Learnings from Stepping Out of the Business

by | January 9, 2018

In 2014, my family had a once in a lifetime opportunity to live abroad for a couple of years.  When my husband first presented this idea, my immediate response was, “Yes!”.   Following that first reaction, we had numerous discussions of how this change would impact Equinox.  At that time, I felt I had a good team that could run the day-to-day operations without me; and with the help of technology and regular quarterly visits back, we’d be in pretty good shape.   I recognized that I was still the “face” of the business from a marketing and sales standpoint and that was likely the highest risk area – however, I knew that we could reduce certain expenses (including my salary) if necessary to accommodate for lower sales.   With all this swirling in my mind, we made the decision to go and let the chips fall as they may.  Over the next two years, I led the business from afar and learned that I knew little about my business’ strengths and weaknesses.  Here are a few things I discovered:

  1. Cultural Alignment.   I remember there being a big leap for me in going from 3 employees to 5 employees.  It doesn’t seem like much but, at that size, our onboarding process was limited – it was more “trial by fire” than “onboarding”.  There was little time spent with new employees on who Equinox is, what we believe, our values, and our critical success factors.  The first employees were ingrained in this as they helped develop it, but later employees were expected to just pick it up.  The disconnect existed before I left for Ireland, but it became more apparent while I was away.  The day-to-day connection with who Equinox is got lost with the what we were doing.  I was the consistent thread and was missing.
  2. My role.  Prior to leaving, I viewed my role as an operational one.  I made sure the pieces were moving along in the right direction.  I didn’t realize how much “fire fighting” I did with respect to the personnel issues.  When there was a disconnect or disagreement, I was the mediator and fixer – in fact, I was the workaround.  Without me here, the team members were expected to follow the new organizational structure but I had been the hub and workaround for years and that is what was expected.  I didn’t realize that I was enabling these workarounds and, despite the organization functioning without me, it was still dependent on me as a fixer and workaround.
  3. Management vs.
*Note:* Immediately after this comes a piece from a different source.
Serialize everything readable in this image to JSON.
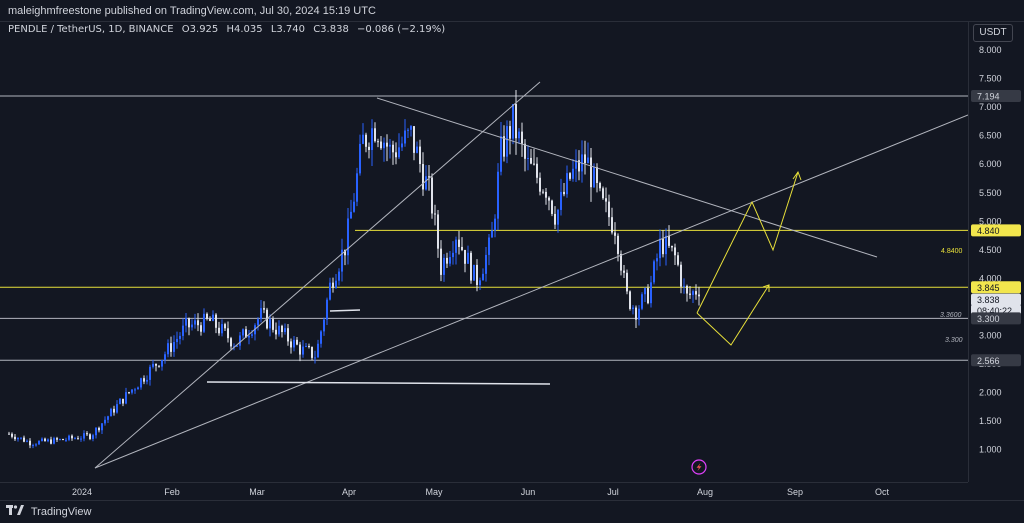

Leadership.  In thinking about what Equinox needed with me away, the focus was on operations.  We needed someone other than me to sign checks and be the face of the decision making.  This decision was not difficult.  However, it became apparent, as mentioned above, without me, leadership was lacking.  The people who could get the work done had no problem doing that, but the shift in organizational structure created more stress than I would have expected.  I realized that the best doers cannot necessarily just step into leadership.  For a person to be a leader, he or she must have the trust of others in the organization.
  4. Communication and Technology.  It’s easy these days to say that you can do anything from anywhere.  I agree to some extent – the “stuff” can get done by leveraging technology.  I found, though, that creating a real, authentic relationship with people is more difficult using technology.  This included communications with clients and with the team.  I relished my week-long quarterly visits to Seattle where I could sit face-to-face with folks and really connect.  Technology can’t replace it.  To bridge the distance, we developed some tools for me to stay closer to the team and keep them apprised of important things happening in the business.  We developed a rhythm of communications and meetings that grounded the team in our business.  This was helpful and often added a personal connection that was needed to maintain the “team”.
  5. Key Advisors. I engaged a business coach before leaving, someone who knew me, knew the business and could guide me and the team through the challenges that would inevitably arise with me away.  Having an outside person to “gut check” me on what I thought I was seeing and feeling while I was remote was a big help.  I wasn’t flying blind.

I’ve been back for a while now, and despite having to be very “in” the business for the first year, I feel the business is much stronger now due to these learnings.  Without stepping away, I would not have seen these blind spots.  I’m looking forward to continuing to step out of the business, creating accountability and new leadership opportunities for others so that Equinox can grow with the help of others’ talents.